The love he had for them had built up a barrier that would always stand between. A sort of compassionate failsafe. And, to the end, that would be more than adequate to cover his developing inequities. So much so that his family might never notice that he had any at all. 

          Which is the thought he had settled on while perched, patiently waiting on the kitchen table, when Chloe opened the front door.

He affectionately brushed against her leg as he ran past her.

She shrieked at him to come back, but he bolted away and slinked down the stairs to the parking lot. He couldn’t oblige her just now. There were things that needed doing, while here, if he was going to find his balance again.

          Though the beach was infested with seagulls and crows, it was also plentiful with pigeons. Seagulls were much too large to hunt. Crows were much too smart. And the wonderful thing about pigeons was that you didn’t need to smell them to find them. Their clapping wings and the enormous piles they left beneath their nests were signs too obvious to miss. Which begged the question, how had the hopeless grey things ever survived more than a century of natural selection?

But, honestly, how had anyone?

It was the pigeons that tempted him downstairs. He’d thought maybe he would sneak up on one. Or maybe he’d just enjoy watching them. But the sound of the ocean soon attracted him to the cliff. And then he found a large weed growing out from the wall at the edge that needed investigation. And by the time he was wondering how the thing had become so wholly alive with caterpillars, he had found his focus.

He felt like himself again. A calmer, wiser being that was not unnecessarily aggravated by anything.
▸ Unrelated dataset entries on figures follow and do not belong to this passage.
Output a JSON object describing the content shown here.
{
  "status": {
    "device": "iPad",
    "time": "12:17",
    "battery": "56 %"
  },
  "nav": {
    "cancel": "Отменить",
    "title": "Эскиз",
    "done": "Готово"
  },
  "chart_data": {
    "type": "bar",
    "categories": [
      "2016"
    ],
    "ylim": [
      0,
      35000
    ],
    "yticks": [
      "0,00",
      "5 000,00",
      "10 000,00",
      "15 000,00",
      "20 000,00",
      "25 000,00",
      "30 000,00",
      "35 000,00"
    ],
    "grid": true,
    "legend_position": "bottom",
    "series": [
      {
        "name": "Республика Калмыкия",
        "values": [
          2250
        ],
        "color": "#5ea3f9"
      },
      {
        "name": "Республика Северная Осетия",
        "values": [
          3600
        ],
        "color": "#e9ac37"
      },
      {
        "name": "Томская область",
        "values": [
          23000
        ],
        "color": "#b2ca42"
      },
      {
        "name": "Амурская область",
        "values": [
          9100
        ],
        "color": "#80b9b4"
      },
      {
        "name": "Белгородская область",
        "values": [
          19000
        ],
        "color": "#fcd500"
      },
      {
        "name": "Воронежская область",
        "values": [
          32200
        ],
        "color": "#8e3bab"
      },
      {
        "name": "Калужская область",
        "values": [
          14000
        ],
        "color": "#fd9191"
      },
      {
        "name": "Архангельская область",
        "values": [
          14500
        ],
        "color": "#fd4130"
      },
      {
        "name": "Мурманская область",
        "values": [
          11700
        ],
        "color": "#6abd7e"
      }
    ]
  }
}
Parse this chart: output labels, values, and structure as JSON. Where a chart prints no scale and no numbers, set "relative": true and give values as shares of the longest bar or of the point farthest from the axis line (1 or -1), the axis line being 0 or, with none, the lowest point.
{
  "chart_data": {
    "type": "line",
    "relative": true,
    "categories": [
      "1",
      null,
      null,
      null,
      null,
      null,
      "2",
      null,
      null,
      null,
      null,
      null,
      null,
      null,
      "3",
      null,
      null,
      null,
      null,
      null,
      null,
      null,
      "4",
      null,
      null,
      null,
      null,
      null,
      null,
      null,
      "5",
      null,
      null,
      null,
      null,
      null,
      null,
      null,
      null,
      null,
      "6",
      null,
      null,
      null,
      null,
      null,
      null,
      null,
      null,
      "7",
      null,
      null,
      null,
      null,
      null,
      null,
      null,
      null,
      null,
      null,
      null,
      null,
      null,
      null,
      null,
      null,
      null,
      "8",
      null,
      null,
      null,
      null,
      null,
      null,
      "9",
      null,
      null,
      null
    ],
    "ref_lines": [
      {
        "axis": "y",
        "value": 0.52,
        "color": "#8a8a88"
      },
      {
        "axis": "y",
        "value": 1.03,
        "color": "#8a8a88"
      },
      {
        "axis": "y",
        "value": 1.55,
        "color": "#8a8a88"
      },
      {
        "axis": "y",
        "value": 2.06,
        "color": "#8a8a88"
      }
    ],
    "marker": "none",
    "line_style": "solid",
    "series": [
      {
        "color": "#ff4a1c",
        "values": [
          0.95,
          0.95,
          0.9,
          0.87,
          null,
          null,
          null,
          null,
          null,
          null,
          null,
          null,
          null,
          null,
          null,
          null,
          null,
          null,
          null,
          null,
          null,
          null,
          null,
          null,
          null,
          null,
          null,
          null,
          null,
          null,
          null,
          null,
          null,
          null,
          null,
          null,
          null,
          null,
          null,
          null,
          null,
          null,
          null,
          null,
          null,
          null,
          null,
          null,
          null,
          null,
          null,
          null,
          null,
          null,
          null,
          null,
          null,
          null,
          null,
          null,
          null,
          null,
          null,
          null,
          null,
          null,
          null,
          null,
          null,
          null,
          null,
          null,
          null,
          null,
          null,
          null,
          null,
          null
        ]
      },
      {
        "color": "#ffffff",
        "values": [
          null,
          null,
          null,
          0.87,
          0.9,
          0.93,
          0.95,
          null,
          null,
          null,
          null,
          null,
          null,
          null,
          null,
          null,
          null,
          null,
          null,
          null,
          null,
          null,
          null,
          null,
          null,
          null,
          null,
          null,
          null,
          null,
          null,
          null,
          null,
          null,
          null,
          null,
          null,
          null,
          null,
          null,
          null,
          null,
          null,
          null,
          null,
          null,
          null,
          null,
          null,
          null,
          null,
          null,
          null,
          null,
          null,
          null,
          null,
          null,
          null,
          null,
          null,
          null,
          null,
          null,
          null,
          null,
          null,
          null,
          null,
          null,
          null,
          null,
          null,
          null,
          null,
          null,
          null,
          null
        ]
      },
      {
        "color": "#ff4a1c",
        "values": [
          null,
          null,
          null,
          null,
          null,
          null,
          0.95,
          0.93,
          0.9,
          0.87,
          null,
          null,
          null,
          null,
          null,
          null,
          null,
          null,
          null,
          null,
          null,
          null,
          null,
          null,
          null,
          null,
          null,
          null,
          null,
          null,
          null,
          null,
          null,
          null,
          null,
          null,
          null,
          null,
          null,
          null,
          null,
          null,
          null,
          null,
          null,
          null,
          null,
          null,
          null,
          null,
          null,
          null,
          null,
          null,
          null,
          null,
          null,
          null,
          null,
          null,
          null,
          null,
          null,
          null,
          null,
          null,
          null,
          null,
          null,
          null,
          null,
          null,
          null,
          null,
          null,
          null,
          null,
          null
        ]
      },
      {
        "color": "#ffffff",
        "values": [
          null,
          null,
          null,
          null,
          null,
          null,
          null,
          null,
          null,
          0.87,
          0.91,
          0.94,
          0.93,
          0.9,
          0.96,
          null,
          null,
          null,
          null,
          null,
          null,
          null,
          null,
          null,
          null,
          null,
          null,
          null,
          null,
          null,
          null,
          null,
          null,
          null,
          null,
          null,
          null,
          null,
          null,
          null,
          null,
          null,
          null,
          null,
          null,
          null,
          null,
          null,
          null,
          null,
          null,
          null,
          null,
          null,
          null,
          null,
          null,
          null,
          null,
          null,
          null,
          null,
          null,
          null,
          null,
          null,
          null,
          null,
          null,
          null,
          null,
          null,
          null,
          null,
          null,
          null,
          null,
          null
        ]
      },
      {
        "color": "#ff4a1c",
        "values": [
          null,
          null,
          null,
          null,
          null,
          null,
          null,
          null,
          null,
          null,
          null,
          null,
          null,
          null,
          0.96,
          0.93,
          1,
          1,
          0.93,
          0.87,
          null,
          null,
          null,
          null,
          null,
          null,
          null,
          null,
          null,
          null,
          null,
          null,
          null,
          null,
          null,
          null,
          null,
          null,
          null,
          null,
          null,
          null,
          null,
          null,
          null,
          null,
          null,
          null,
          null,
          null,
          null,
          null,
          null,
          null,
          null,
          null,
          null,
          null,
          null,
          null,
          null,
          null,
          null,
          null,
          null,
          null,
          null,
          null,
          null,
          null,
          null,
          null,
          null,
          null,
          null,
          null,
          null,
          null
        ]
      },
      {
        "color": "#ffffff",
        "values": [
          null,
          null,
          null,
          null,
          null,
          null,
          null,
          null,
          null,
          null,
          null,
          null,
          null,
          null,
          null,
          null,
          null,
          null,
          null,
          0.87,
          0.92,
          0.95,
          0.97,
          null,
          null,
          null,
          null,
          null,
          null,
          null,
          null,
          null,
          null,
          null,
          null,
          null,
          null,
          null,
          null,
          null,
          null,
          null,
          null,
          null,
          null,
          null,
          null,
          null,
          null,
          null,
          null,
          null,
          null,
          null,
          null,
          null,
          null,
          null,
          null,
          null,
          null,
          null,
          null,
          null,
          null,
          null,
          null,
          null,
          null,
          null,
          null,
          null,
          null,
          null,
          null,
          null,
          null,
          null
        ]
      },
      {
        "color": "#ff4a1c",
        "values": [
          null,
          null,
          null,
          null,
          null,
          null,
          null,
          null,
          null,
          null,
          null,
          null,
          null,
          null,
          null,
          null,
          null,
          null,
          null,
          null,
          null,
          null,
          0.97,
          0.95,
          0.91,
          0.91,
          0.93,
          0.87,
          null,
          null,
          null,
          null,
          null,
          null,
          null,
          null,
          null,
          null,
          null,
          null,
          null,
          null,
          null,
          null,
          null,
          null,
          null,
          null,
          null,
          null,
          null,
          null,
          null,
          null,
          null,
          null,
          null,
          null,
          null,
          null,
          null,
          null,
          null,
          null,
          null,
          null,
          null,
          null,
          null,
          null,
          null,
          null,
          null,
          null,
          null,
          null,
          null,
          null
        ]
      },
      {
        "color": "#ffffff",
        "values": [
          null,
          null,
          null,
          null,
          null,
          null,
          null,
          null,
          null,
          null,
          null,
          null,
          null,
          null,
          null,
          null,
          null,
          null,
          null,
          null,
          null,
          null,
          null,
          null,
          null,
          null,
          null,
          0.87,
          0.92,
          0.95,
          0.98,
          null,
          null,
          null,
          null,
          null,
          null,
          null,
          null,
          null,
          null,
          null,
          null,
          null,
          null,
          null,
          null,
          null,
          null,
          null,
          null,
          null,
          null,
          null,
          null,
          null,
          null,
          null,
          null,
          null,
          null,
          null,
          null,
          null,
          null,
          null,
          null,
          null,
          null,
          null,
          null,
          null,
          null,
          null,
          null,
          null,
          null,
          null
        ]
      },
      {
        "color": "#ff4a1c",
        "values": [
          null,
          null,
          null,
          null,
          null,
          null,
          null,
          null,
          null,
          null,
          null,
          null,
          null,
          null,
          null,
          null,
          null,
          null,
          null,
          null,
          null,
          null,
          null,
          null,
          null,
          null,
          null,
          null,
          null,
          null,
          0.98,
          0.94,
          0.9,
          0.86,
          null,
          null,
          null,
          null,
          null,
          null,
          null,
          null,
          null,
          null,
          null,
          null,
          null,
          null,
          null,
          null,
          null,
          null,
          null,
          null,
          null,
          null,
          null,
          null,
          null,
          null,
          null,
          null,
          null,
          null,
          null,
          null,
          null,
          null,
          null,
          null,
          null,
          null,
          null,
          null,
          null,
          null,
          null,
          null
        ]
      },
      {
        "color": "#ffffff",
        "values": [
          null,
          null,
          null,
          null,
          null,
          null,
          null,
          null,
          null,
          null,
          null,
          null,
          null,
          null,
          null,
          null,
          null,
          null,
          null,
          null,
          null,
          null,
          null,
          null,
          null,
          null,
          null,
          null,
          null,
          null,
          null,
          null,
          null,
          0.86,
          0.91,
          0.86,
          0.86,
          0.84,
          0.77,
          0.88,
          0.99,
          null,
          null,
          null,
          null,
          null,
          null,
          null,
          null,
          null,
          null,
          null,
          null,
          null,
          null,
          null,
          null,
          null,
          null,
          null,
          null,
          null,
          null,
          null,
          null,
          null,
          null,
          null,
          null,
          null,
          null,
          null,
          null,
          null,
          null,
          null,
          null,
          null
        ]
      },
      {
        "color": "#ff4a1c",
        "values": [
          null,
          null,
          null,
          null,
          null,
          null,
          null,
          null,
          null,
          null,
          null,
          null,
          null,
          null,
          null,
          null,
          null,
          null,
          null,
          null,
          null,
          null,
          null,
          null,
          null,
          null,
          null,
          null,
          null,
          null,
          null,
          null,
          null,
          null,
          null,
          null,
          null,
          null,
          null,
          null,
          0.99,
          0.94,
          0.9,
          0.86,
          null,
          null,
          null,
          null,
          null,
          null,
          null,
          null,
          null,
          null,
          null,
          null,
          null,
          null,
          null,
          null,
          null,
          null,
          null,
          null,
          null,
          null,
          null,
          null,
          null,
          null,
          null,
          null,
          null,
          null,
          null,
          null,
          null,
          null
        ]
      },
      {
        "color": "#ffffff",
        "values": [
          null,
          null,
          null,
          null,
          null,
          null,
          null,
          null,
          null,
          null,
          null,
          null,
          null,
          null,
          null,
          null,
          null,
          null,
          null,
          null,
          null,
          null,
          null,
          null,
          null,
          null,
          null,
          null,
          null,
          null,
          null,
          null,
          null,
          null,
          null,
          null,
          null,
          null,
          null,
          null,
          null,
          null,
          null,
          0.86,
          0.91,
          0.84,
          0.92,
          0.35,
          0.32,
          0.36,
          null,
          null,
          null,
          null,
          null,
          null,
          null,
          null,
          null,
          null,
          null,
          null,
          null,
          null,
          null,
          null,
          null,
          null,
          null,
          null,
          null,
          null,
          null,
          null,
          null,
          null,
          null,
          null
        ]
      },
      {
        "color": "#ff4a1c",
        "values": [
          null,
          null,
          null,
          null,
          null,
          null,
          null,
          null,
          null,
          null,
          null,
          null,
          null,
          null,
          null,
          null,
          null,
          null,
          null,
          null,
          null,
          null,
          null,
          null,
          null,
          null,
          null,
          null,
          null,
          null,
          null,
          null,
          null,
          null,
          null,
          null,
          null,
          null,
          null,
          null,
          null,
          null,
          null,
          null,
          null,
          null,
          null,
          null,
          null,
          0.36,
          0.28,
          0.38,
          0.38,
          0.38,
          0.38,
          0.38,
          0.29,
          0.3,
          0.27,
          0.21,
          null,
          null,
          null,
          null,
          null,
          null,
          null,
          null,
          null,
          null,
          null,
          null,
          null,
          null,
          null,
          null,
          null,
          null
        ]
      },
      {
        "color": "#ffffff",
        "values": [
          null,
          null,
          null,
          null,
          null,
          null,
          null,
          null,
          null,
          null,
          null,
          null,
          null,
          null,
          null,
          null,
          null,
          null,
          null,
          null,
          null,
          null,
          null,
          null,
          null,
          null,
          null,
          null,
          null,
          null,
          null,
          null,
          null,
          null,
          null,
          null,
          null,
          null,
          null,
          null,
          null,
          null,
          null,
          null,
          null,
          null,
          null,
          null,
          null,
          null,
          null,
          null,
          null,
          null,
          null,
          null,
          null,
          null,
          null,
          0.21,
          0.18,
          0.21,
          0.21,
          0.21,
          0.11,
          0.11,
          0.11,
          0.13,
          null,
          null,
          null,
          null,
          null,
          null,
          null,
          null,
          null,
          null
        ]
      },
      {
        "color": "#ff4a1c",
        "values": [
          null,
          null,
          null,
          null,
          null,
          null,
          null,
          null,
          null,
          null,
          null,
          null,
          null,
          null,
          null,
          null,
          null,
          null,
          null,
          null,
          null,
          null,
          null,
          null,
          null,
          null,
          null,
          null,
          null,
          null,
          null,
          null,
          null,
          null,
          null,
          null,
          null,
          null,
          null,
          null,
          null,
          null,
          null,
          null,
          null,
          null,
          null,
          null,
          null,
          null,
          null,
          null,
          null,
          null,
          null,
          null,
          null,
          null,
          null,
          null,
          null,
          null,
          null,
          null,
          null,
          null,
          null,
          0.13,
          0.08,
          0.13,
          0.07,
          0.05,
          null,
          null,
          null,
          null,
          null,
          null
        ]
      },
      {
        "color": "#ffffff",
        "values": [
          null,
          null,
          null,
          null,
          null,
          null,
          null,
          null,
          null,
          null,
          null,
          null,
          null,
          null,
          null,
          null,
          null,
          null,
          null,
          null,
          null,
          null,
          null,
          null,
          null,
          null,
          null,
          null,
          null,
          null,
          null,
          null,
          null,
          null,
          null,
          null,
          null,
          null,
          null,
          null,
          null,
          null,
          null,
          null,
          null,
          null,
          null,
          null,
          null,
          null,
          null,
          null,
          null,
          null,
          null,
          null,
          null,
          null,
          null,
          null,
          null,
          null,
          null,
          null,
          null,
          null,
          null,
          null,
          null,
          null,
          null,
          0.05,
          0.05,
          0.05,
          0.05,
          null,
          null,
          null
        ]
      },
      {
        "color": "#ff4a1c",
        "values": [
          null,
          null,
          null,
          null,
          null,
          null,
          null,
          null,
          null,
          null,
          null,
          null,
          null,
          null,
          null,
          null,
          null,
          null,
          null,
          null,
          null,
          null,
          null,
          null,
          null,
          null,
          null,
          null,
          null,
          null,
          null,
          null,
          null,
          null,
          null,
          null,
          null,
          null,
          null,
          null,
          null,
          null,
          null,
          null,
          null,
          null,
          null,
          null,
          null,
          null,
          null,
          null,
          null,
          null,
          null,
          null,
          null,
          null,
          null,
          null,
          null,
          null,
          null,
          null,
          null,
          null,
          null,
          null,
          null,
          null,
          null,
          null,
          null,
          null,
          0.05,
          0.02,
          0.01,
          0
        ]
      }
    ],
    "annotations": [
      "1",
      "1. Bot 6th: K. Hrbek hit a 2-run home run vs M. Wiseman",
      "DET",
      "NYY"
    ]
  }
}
And it was in that relaxed moment, when his whimsy and curiosity had returned, that his mind was clear enough to notice something out of place.

Something in the salty sweet air had changed.

Charlie tiptoed into a patch of ice plant, down onto the cliff edge itself, a space no human would have been able to follow, and skirted the wall that separated the Channel Inn from the rest of the sprawling bluffs. He traveled quickly north, staying away from the loose sand that crisscrossed in paths and pooled in open spaces, and glided easily between and beneath the grasses and brush where the plants’ roots offered him solid ground to pad.

He kept his nose in the air when he could; all the while doing his best to separate the wickedness from the wind.

When he arrived at his destination, a clearing close to the abrupt edge of the bluff, he lay quietly at its border, in the cool sand under a knot of lavender, and watched.

There was a man on the ground being zippered into a huge black sack by strange people, and long black ropes trailing off the edge where more of them were climbing up. They appeared to be toting clear plastic bags up from the beach; one containing a shoe, another with a tattered Hawaiian shirt, and another just a wallet.

Charlie remembered the man in the sack fondly. Even though Birch’s scent was broken and lifeless, a good cat never forgets a hand that has touched him behind the ears. He stayed, watching beneath the lavender long enough to wish there had been someone there who might have cried for him. Then he slipped around the clearing without being noticed and continued up the bluff to see what else might be found today.